Tuesday, November 22, 2011

Thousands of migrants 'disappear' in British cities under new official counting system

Hundreds of thousands of migrants have ‘disappeared’ at the stroke of a pen under a new official counting system. The method has led to apparent large falls in the numbers of migrants thought to live in London and other major cities.

The change has provoked fury among council leaders who say the immigrant populations of their districts have been grossly underestimated by government statisticians.

Westminster and Kensington in London, Manchester, Bristol, Oxford and Cambridge are among places thought to have had their estimated populations reduced by many thousands by the Office for National Statistics.

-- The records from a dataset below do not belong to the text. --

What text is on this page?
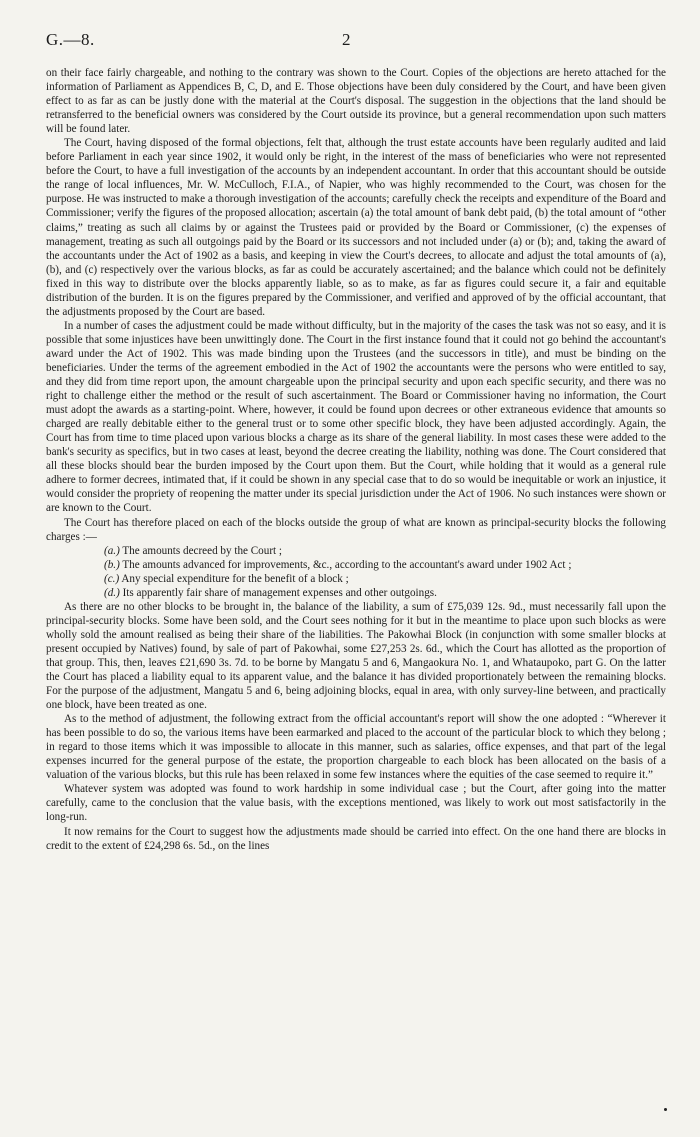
G.—8.	2

on their face fairly chargeable, and nothing to the contrary was shown to the Court. Copies of the objections are hereto attached for the information of Parliament as Appendices B, C, D, and E. Those objections have been duly considered by the Court, and have been given effect to as far as can be justly done with the material at the Court's disposal. The suggestion in the objections that the land should be retransferred to the beneficial owners was considered by the Court outside its province, but a general recommendation upon such matters will be found later.

The Court, having disposed of the formal objections, felt that, although the trust estate accounts have been regularly audited and laid before Parliament in each year since 1902, it would only be right, in the interest of the mass of beneficiaries who were not represented before the Court, to have a full investigation of the accounts by an independent accountant. In order that this accountant should be outside the range of local influences, Mr. W. McCulloch, F.I.A., of Napier, who was highly recommended to the Court, was chosen for the purpose. He was instructed to make a thorough investigation of the accounts; carefully check the receipts and expenditure of the Board and Commissioner; verify the figures of the proposed allocation; ascertain (a) the total amount of bank debt paid, (b) the total amount of “other claims,” treating as such all claims by or against the Trustees paid or provided by the Board or Commissioner, (c) the expenses of management, treating as such all outgoings paid by the Board or its successors and not included under (a) or (b); and, taking the award of the accountants under the Act of 1902 as a basis, and keeping in view the Court's decrees, to allocate and adjust the total amounts of (a), (b), and (c) respectively over the various blocks, as far as could be accurately ascertained; and the balance which could not be definitely fixed in this way to distribute over the blocks apparently liable, so as to make, as far as figures could secure it, a fair and equitable distribution of the burden. It is on the figures prepared by the Commissioner, and verified and approved of by the official accountant, that the adjustments proposed by the Court are based.

In a number of cases the adjustment could be made without difficulty, but in the majority of the cases the task was not so easy, and it is possible that some injustices have been unwittingly done. The Court in the first instance found that it could not go behind the accountant's award under the Act of 1902. This was made binding upon the Trustees (and the successors in title), and must be binding on the beneficiaries. Under the terms of the agreement embodied in the Act of 1902 the accountants were the persons who were entitled to say, and they did from time report upon, the amount chargeable upon the principal security and upon each specific security, and there was no right to challenge either the method or the result of such ascertainment. The Board or Commissioner having no information, the Court must adopt the awards as a starting-point. Where, however, it could be found upon decrees or other extraneous evidence that amounts so charged are really debitable either to the general trust or to some other specific block, they have been adjusted accordingly. Again, the Court has from time to time placed upon various blocks a charge as its share of the general liability. In most cases these were added to the bank's security as specifics, but in two cases at least, beyond the decree creating the liability, nothing was done. The Court considered that all these blocks should bear the burden imposed by the Court upon them. But the Court, while holding that it would as a general rule adhere to former decrees, intimated that, if it could be shown in any special case that to do so would be inequitable or work an injustice, it would consider the propriety of reopening the matter under its special jurisdiction under the Act of 1906. No such instances were shown or are known to the Court.

The Court has therefore placed on each of the blocks outside the group of what are known as principal-security blocks the following charges :—

(a.) The amounts decreed by the Court ;
(b.) The amounts advanced for improvements, &c., according to the accountant's award under 1902 Act ;
(c.) Any special expenditure for the benefit of a block ;
(d.) Its apparently fair share of management expenses and other outgoings.

As there are no other blocks to be brought in, the balance of the liability, a sum of £75,039 12s. 9d., must necessarily fall upon the principal-security blocks. Some have been sold, and the Court sees nothing for it but in the meantime to place upon such blocks as were wholly sold the amount realised as being their share of the liabilities. The Pakowhai Block (in conjunction with some smaller blocks at present occupied by Natives) found, by sale of part of Pakowhai, some £27,253 2s. 6d., which the Court has allotted as the proportion of that group. This, then, leaves £21,690 3s. 7d. to be borne by Mangatu 5 and 6, Mangaokura No. 1, and Whataupoko, part G. On the latter the Court has placed a liability equal to its apparent value, and the balance it has divided proportionately between the remaining blocks. For the purpose of the adjustment, Mangatu 5 and 6, being adjoining blocks, equal in area, with only survey-line between, and practically one block, have been treated as one.

As to the method of adjustment, the following extract from the official accountant's report will show the one adopted : “Wherever it has been possible to do so, the various items have been earmarked and placed to the account of the particular block to which they belong ; in regard to those items which it was impossible to allocate in this manner, such as salaries, office expenses, and that part of the legal expenses incurred for the general purpose of the estate, the proportion chargeable to each block has been allocated on the basis of a valuation of the various blocks, but this rule has been relaxed in some few instances where the equities of the case seemed to require it.”

Whatever system was adopted was found to work hardship in some individual case ; but the Court, after going into the matter carefully, came to the conclusion that the value basis, with the exceptions mentioned, was likely to work out most satisfactorily in the long-run.

It now remains for the Court to suggest how the adjustments made should be carried into effect. On the one hand there are blocks in credit to the extent of £24,298 6s. 5d., on the lines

Colin Barrow, Tory leader of Westminster, said: ‘After four years of work supposedly improving migration estimates, the ONS apparently still has little idea how many migrants are in this country or where they live and work.

‘Our incoming migrant population appears to have dropped by 17 per cent over four years; you only have to go out into the bars and restaurants in the West End to see that migrants come to Westminster to live and work in much greater numbers than this.’

More than nine out of ten migrants to the UK live in England, which has become the sixth most crowded major country in the world, the MigrationWatch think-tank said last week. Last year net migration was 239,000.

The new estimates method, to be used from next year onwards, uses the same source of immigration statistics the ONS has always used. This is the International Passenger Survey, a check on intentions of arrivals at air and sea ports and on the Eurostar.

From this researchers use a complex formula, based on other official population databases, to estimate the number of yearly arrivals.

Under the new method, this formula has been tweaked, resulting in changes to the estimated numbers arriving at certain towns and cities. Some have fallen while others have risen, but the total remains unchanged.

Westminster’s migrant population has been reduced by 10,000, and Manchester’s and Bristol’s each by 30,000. According to ONS briefing papers, Kensington and Chelsea, Oxford and Cambridge have had ‘quite large downward revisions’.

Mr Barrow said: ‘We would seriously question the estimate that fewer than 4,000 migrants came to Westminster in the 2009 financial year to seek work. 'We have seen more people registering with doctors and paying council tax in Westminster, so we fail to understand how the government statisticians can be so wrong.’

Councils can lose millions in Treasury grants if Whitehall cuts their population estimates.

The ONS was scheduled to publish papers about the new migration counting system last week, but failed to do so. Some places are said to show a higher count, such as Newham, East London, with a 13 per cent increase. The ONS declined to comment yesterday.